In less than a week, the Upper Barrakka Gardens in Valletta will turn into a little heaven for lovers of wine and good cheer. The Delicata Classic Wine Festival starts next Thursday and is held every evening until Sunday, August 7, 7pm until midnight.

While there’s absolutely no need for encyclopaedic wine knowledge to revel in the festival, a little bit of information can help you come across as a seasoned aficionado with an esteemed opinion and whose glass therefore deserves to be kept topped up.

However, memorising the 912 pages of The Oxford Companion to Wine in the next six days is probably going to be a near-impossible task.

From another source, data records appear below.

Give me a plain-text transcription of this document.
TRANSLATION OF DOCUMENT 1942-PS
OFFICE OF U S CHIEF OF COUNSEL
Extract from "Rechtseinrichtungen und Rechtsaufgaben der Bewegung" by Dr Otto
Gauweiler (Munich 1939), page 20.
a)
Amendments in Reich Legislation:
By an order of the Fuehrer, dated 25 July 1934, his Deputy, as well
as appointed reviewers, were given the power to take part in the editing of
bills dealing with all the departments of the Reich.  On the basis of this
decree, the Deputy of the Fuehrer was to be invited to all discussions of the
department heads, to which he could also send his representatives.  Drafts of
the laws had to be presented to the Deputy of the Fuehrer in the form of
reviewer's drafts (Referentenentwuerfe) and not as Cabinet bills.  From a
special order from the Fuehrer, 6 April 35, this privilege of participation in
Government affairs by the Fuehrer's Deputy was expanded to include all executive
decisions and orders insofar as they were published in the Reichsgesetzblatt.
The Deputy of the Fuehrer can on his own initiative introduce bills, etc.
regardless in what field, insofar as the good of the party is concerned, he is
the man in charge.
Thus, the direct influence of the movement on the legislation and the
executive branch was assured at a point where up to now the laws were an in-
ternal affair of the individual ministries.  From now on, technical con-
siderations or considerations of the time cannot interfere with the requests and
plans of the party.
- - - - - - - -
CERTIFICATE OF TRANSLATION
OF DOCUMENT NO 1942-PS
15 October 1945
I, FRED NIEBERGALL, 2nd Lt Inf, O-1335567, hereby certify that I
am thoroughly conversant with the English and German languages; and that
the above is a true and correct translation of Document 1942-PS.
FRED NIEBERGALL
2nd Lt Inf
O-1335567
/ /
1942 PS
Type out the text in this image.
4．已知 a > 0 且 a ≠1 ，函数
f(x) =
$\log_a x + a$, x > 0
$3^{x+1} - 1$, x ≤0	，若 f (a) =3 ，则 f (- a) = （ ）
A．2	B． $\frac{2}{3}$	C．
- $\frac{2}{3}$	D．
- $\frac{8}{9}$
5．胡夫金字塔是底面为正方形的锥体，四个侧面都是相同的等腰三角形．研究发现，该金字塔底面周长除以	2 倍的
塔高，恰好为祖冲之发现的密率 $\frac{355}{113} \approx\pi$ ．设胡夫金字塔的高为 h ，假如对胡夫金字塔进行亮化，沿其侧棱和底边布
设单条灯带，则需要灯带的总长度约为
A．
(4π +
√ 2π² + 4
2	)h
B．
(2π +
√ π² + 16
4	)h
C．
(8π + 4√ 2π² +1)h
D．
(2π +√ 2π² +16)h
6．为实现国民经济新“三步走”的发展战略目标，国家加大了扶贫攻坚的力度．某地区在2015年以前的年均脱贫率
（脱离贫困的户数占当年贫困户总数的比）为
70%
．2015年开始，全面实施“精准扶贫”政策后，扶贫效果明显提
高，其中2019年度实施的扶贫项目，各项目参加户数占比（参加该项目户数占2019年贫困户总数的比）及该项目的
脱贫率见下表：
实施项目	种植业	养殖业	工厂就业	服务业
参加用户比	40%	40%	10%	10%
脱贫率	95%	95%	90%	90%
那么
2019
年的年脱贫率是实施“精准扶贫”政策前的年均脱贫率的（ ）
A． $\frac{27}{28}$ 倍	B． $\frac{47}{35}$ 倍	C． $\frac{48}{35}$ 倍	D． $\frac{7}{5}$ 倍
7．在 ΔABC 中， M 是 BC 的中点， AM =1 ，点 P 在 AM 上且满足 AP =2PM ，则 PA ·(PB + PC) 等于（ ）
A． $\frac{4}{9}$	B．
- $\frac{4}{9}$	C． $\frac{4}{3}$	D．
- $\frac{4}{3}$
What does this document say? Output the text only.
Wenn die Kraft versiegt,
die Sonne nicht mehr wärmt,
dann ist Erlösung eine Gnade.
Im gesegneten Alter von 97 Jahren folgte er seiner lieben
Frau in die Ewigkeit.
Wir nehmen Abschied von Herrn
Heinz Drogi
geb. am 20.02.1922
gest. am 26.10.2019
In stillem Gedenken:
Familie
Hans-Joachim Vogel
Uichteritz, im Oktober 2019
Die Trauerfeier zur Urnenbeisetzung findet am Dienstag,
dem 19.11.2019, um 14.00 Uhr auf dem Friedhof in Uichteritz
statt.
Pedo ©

To the rescue comes this short bluffer’s guide to Delicata’s Classic Wine Festival, which will help you brush up on essential festival trivia in minutes.

I have penned down seven light-hearted, fun but little-known facts in the form of frivolous questions and answers that, when uttered with the utmost poise between a sniff and a sip, will bestow upon you an air of apparent erudition that dumbfounds any wine snob or anyone else crossing your trail around the wine stalls.

• Did you know that the festival is organised in celebration of the Maltese grape harvest? Actually, this year it coincides to the day with the crush since Chardonnay grapes were picked early this morning and pressed at the Delicata winery’s state-of-the-art fermentation hall and grape receiving bay which you can spot from the gardens’ balcony across the sea on the other side of the Grand Harbour.

• Isn’t it remarkable that the Grand Vin de Hauteville Viognier and a number of other wines on show simply didn’t exist at the time of the festival’s maiden edition in 2002? Sure enough, because most of the new vineyards were planted to international varieties in the late 1990s, it only started to bear enough quality fruit years later.

• Could it be any easier to taste all the wines in the proper order like a professional wine taster would? The free festival brochure and map lists all the stalls and their respective wines. The recommended order is: sparkling wines first, light white wines before fuller-flavoured ones, then the rosés followed by reds and, finally, the sweet and lush Casella Moscato.

• Whether from Malta or Gozo, Delicata wines have been well received by many wine critics, you know? In fact, his eminence Oz Clarke, whose first love is Bordeaux, attended the Delicata Wine Festival in Gozo a few years ago – and did Oz like the red, or what!

• Let me tell you about wine, shall I? Would you believe Malta only produces 0.06 per cent of the total wine production of France? And, Malta’s best wines can compete and beat them on their home turf like Delicata’s 2014 Gran Cavalier Merlot which won gold in Bourg.

• Have you heard that Delicata’s wine stewards work out and train their biceps brachii or their cork-pulling muscles? It’s just a rumour. Although, when opening a bottle with a corkscrew, one’s biceps first unscrew the cork (supination), then pull the cork out (flexion). Screwcaps of the Classic Collection and Frizzante bottles are less athletically challenging.

• Delicata Classic Wine Festival wine glasses are somewhat of a collector’s item. Missing editions of the series of glasses are hard to find. You could always try your luck on eBay and, of course, it’s never too late to start collecting.

The Delicata Classic Wine Festival kicks off in Valletta in six days’ time. Weeks later, on August 19, 20 and 21, this most popular of wine events will once again move to the heart of Gozo’s viticultural land, Nadur, in celebration of the end of the Maltese and Gozitan grape harvest.